Relative to home shops, therefore, Imperial mathematics is superior. I would use an imperial reel tape and an Imperial Biltmore Scribner DBH stick for cruising if I had a wife. And, I must add that even latitudinal and longitudinal quantification is Imperial in that both are a function of the euclidean 360° off of Greenwich England.
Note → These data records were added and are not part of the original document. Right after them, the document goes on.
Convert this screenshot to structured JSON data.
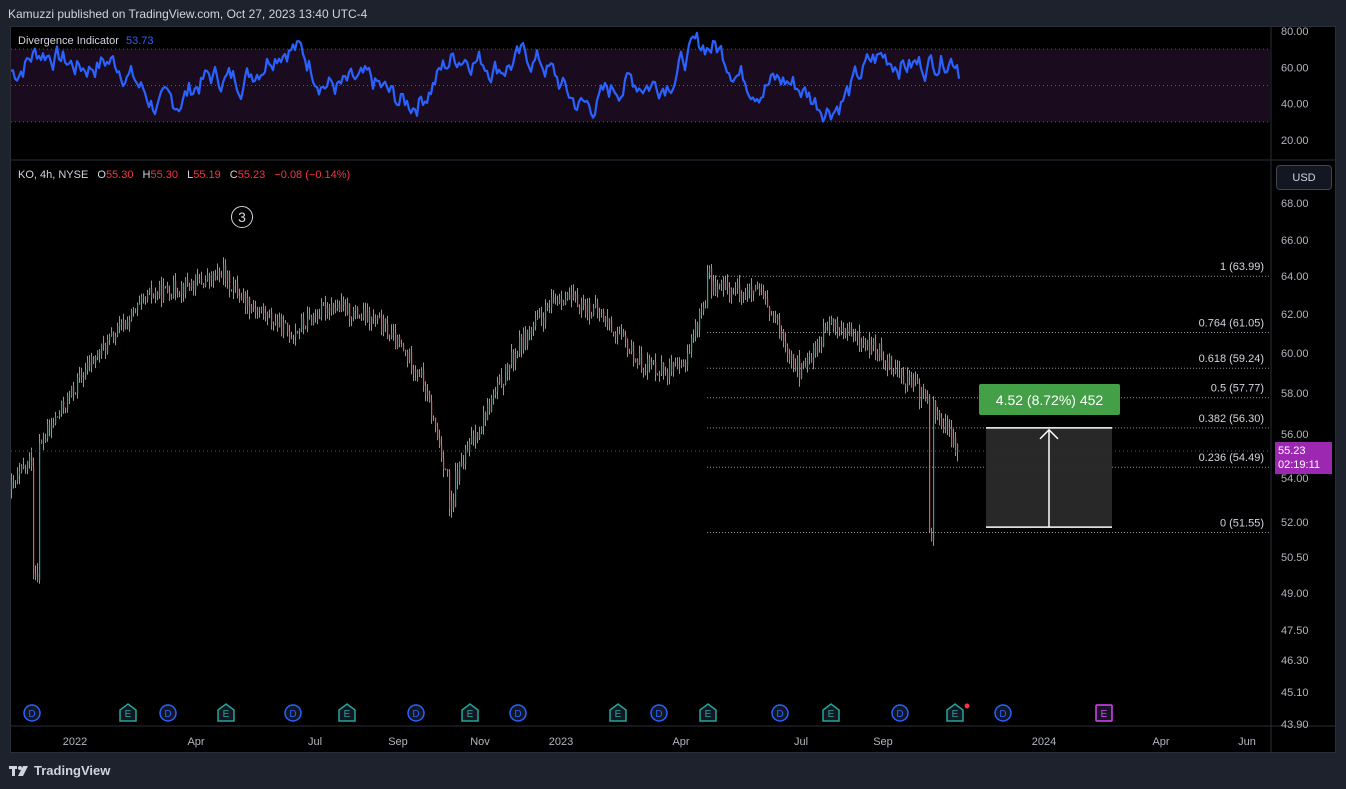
{
  "header": {
    "published": "Kamuzzi published on TradingView.com, Oct 27, 2023 13:40 UTC-4"
  },
  "footer": {
    "brand": "TradingView"
  },
  "indicator": {
    "name": "Divergence Indicator",
    "value": "53.73",
    "color": "#2962ff",
    "ticks": [
      "80.00",
      "60.00",
      "40.00",
      "20.00"
    ]
  },
  "symbol": {
    "name": "KO, 4h, NYSE",
    "o_label": "O",
    "o": "55.30",
    "h_label": "H",
    "h": "55.30",
    "l_label": "L",
    "l": "55.19",
    "c_label": "C",
    "c": "55.23",
    "change": "−0.08 (−0.14%)"
  },
  "currency": "USD",
  "last_price": {
    "value": "55.23",
    "countdown": "02:19:11",
    "color": "#9c27b0"
  },
  "wave_label": "3",
  "measure": {
    "label": "4.52 (8.72%) 452",
    "color": "#43a047"
  },
  "price_ticks": [
    "68.00",
    "66.00",
    "64.00",
    "62.00",
    "60.00",
    "58.00",
    "56.00",
    "54.00",
    "52.00",
    "50.50",
    "49.00",
    "47.50",
    "46.30",
    "45.10",
    "43.90"
  ],
  "time_ticks": [
    "2022",
    "Apr",
    "Jul",
    "Sep",
    "Nov",
    "2023",
    "Apr",
    "Jul",
    "Sep",
    "2024",
    "Apr",
    "Jun"
  ],
  "fib_levels": [
    {
      "label": "1 (63.99)",
      "price": 63.99
    },
    {
      "label": "0.764 (61.05)",
      "price": 61.05
    },
    {
      "label": "0.618 (59.24)",
      "price": 59.24
    },
    {
      "label": "0.5 (57.77)",
      "price": 57.77
    },
    {
      "label": "0.382 (56.30)",
      "price": 56.3
    },
    {
      "label": "0.236 (54.49)",
      "price": 54.49
    },
    {
      "label": "0 (51.55)",
      "price": 51.55
    }
  ],
  "events": [
    "D",
    "E",
    "D",
    "E",
    "D",
    "E",
    "D",
    "E",
    "D",
    "E",
    "D",
    "E",
    "D",
    "E",
    "D",
    "E",
    "D",
    "E"
  ],
  "chart_data": [
    {
      "type": "line",
      "title": "Divergence Indicator",
      "series": [
        {
          "name": "Divergence Indicator",
          "last": 53.73
        }
      ],
      "ylim": [
        10,
        85
      ],
      "levels": [
        70,
        50,
        30
      ]
    },
    {
      "type": "candlestick",
      "title": "KO, 4h, NYSE",
      "x": [
        "2021-12",
        "2022-01",
        "2022-02",
        "2022-03",
        "2022-04",
        "2022-05",
        "2022-06",
        "2022-07",
        "2022-08",
        "2022-09",
        "2022-10",
        "2022-11",
        "2022-12",
        "2023-01",
        "2023-02",
        "2023-03",
        "2023-04",
        "2023-05",
        "2023-06",
        "2023-07",
        "2023-08",
        "2023-09",
        "2023-10"
      ],
      "series": [
        {
          "name": "KO",
          "values": [
            53.5,
            55.5,
            59.5,
            63.0,
            64.0,
            62.5,
            61.0,
            62.5,
            61.5,
            59.0,
            53.5,
            60.5,
            63.0,
            62.0,
            59.5,
            59.0,
            63.5,
            63.0,
            59.0,
            61.5,
            60.0,
            57.5,
            55.23
          ]
        }
      ],
      "low_min": 49.9,
      "high_max": 64.4,
      "ylabel": "USD"
    }
  ]
}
I now need to see if I can find anything about Pythagoras’s Golden Rule of 1.161. Because, I was recently at Woodcraft in Manchester, Connecticut, having just visited Parkerville Lumber just behind Manchester Glass, and I had a conversation with a cabinetry instructor about a pentagonal mahogany high boy table. So, remember that 360°/4 = the 90° quadrants of GIS, and that 360°/5 = cinquants of 72° which mitre as 2 cuts at 36°. It is, seemingly, a puzzle regarding pentagonal form as a sort of Rosetta Stone decryptor of the ever present anomaly in mathematics which exists between Imperial and metric quantification.

So, to reiterate; my world is around a 64th to a few rod. And, you may have noted; I haven’t much use for Newtonian Scholiums yet for a desire to decipher rhumb, especially with trammel points for arcs and segments, and, in fact, today my epiphany was in fact that square is certainly more Euclidean than Pythagorean.